Two postwar plays are John Osborne's Look Back in Anger and The Birthday Party. Look Back in Anger is Osborne's most popular play which successfully captures the moods of despair and frustration of the postwar generation. The play is a perfect study of class conflict and the misrule in the name of governance which creates great frustration in Jimmy Porter, the vituperative anti-hero of the play. The action of the play is centred around Jimmy's relationship with the society, his relationship with his wife Alison and her friend Helena as well as his relationship with his friend Cliff. Jimmy's entire Sunday is spent in his tirades against the misrule and class division of the Tory government and the lack of true intelligence or true enthusiasm in a single human being all over Britain.

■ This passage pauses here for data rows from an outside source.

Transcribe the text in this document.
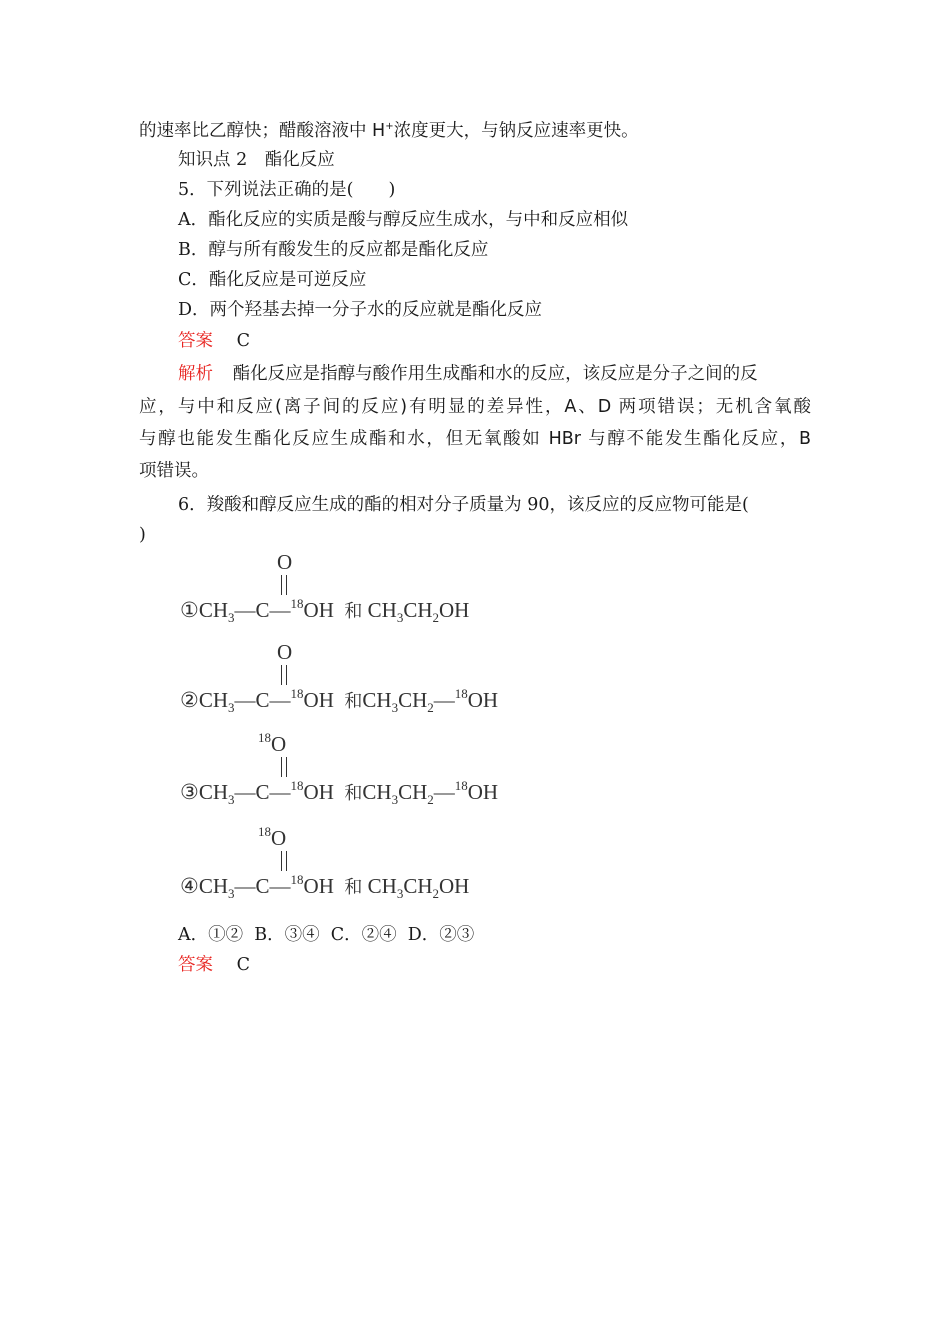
的速率比乙醇快；醋酸溶液中 H+浓度更大，与钠反应速率更快。
知识点 2　酯化反应
5．下列说法正确的是(　　)
A．酯化反应的实质是酸与醇反应生成水，与中和反应相似
B．醇与所有酸发生的反应都是酯化反应
C．酯化反应是可逆反应
D．两个羟基去掉一分子水的反应就是酯化反应
答案 C
解析 酯化反应是指醇与酸作用生成酯和水的反应，该反应是分子之间的反
应，与中和反应(离子间的反应)有明显的差异性，A、D 两项错误；无机含氧酸
与醇也能发生酯化反应生成酯和水，但无氧酸如 HBr 与醇不能发生酯化反应，B
项错误。
6．羧酸和醇反应生成的酯的相对分子质量为 90，该反应的反应物可能是(
)
O
$①CH_3—C—^{18}OH$  和 $CH_3CH_2OH$
O
$②CH_3—C—^{18}OH$  和$CH_3CH_2—^{18}OH$
$^{18}$O
$③CH_3—C—^{18}OH$  和$CH_3CH_2—^{18}OH$
$^{18}$O
$④CH_3—C—^{18}OH$  和 $CH_3CH_2OH$
A．①②  B．③④  C．②④  D．②③
答案 C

Jimmy verses the absolute disillusionment of the post war generation an the all pervasive despair which is more comic than tragic. When Alison leaves Jimmy, Jimmy has no moral problem in taking her friend Helena to his bed because he does not believe in middle class morality. How ever when his dear friend Cliff too leaves him, he realizes that the vacuum of his life can only be filled up by his wife Alison with whom who tries again to resume his 'beer and squirrel game' in his his desperate attempt to find some positive significance.